Unsupervised Word Translation Pairing using Refinement based Point Set Registration
This work addresses the instability and convergence issues in unsupervised cross-lingual word embedding alignment, which is crucial for improving machine translation and other multi-lingual applications.
The paper proposes BioSpere, a novel framework for unsupervised mapping of bi-lingual word embeddings onto a shared vector space, by combining adversarial initialization and refinement procedure with point set registration algorithm. This framework achieves state-of-the-art results on the parallel dictionary induction task for diverse language pairs, while alleviating instability and convergence issues common in existing methods.
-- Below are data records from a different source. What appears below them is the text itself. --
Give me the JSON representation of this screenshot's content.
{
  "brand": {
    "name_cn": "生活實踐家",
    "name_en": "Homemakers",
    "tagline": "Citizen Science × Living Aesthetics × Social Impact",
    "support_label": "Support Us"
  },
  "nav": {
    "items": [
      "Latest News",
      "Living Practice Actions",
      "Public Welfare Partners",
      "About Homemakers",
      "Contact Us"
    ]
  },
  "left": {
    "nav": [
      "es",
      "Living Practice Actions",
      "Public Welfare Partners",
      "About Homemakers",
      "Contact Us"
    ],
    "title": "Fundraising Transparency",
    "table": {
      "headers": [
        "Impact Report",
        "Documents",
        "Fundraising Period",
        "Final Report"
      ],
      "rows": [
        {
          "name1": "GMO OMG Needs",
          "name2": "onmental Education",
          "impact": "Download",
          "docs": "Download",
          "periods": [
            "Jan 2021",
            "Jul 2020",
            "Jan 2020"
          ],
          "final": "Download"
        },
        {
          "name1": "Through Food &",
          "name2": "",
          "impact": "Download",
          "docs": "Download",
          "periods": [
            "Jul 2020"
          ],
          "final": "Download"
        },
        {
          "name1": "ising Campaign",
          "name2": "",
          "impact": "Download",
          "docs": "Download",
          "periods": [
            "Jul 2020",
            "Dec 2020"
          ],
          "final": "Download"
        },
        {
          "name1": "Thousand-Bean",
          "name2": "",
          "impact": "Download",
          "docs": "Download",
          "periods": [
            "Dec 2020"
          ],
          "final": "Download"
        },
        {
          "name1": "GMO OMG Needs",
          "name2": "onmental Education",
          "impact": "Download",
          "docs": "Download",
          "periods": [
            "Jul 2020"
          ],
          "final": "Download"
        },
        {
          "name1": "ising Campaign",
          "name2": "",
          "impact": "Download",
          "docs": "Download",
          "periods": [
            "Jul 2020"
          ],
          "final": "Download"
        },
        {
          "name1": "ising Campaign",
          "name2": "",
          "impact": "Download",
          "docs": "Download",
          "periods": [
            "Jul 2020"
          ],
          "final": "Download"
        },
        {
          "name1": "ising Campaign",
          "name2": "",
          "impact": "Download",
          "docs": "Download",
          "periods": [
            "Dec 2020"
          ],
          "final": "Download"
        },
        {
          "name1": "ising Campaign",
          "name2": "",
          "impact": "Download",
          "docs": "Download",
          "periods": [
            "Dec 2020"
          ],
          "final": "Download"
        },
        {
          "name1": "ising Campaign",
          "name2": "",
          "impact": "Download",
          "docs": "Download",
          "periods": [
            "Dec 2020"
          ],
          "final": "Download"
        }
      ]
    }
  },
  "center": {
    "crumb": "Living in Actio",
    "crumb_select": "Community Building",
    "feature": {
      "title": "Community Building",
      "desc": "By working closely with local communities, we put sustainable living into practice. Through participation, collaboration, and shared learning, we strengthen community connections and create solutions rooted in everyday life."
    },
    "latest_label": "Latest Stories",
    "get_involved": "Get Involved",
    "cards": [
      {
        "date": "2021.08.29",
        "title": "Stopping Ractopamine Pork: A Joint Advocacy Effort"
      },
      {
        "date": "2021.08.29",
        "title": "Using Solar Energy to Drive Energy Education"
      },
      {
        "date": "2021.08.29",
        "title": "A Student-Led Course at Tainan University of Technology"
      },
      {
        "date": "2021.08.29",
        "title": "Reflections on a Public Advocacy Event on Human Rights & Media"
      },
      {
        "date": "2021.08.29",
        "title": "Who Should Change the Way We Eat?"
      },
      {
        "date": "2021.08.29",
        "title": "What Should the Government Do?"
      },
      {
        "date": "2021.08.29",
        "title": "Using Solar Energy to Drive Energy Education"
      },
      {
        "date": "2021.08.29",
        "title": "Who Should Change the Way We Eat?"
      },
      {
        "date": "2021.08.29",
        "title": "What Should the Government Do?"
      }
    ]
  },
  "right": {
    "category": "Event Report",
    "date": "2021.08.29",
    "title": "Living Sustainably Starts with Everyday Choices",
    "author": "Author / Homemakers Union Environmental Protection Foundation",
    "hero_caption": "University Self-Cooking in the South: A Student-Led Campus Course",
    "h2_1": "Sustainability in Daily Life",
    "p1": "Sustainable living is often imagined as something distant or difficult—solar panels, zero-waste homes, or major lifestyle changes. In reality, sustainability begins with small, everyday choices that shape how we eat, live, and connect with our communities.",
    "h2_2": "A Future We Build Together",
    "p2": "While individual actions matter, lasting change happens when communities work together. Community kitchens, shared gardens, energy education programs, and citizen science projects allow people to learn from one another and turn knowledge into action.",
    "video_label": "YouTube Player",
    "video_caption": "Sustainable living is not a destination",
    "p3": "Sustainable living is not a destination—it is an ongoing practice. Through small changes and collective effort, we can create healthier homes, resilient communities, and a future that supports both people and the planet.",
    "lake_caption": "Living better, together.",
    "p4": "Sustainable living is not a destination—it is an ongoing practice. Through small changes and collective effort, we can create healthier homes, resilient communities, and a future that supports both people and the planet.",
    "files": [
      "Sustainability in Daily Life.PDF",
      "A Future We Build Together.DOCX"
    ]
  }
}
Cross-lingual alignment of word embeddings play an important role in knowledge transfer across languages, for improving machine translation and other multi-lingual applications. Current unsupervised approaches rely on similarities in geometric structure of word embedding spaces across languages, to learn structure-preserving linear transformations using adversarial networks and refinement strategies. However, such techniques, in practice, tend to suffer from instability and convergence issues, requiring tedious fine-tuning for precise parameter setting. This paper proposes BioSpere, a novel framework for unsupervised mapping of bi-lingual word embeddings onto a shared vector space, by combining adversarial initialization and refinement procedure with point set registration algorithm used in image processing. We show that our framework alleviates the shortcomings of existing methodologies, and is relatively invariant to variable adversarial learning performance, depicting robustness in terms of parameter choices and training losses. Experimental evaluation on parallel dictionary induction task demonstrates state-of-the-art results for our framework on diverse language pairs.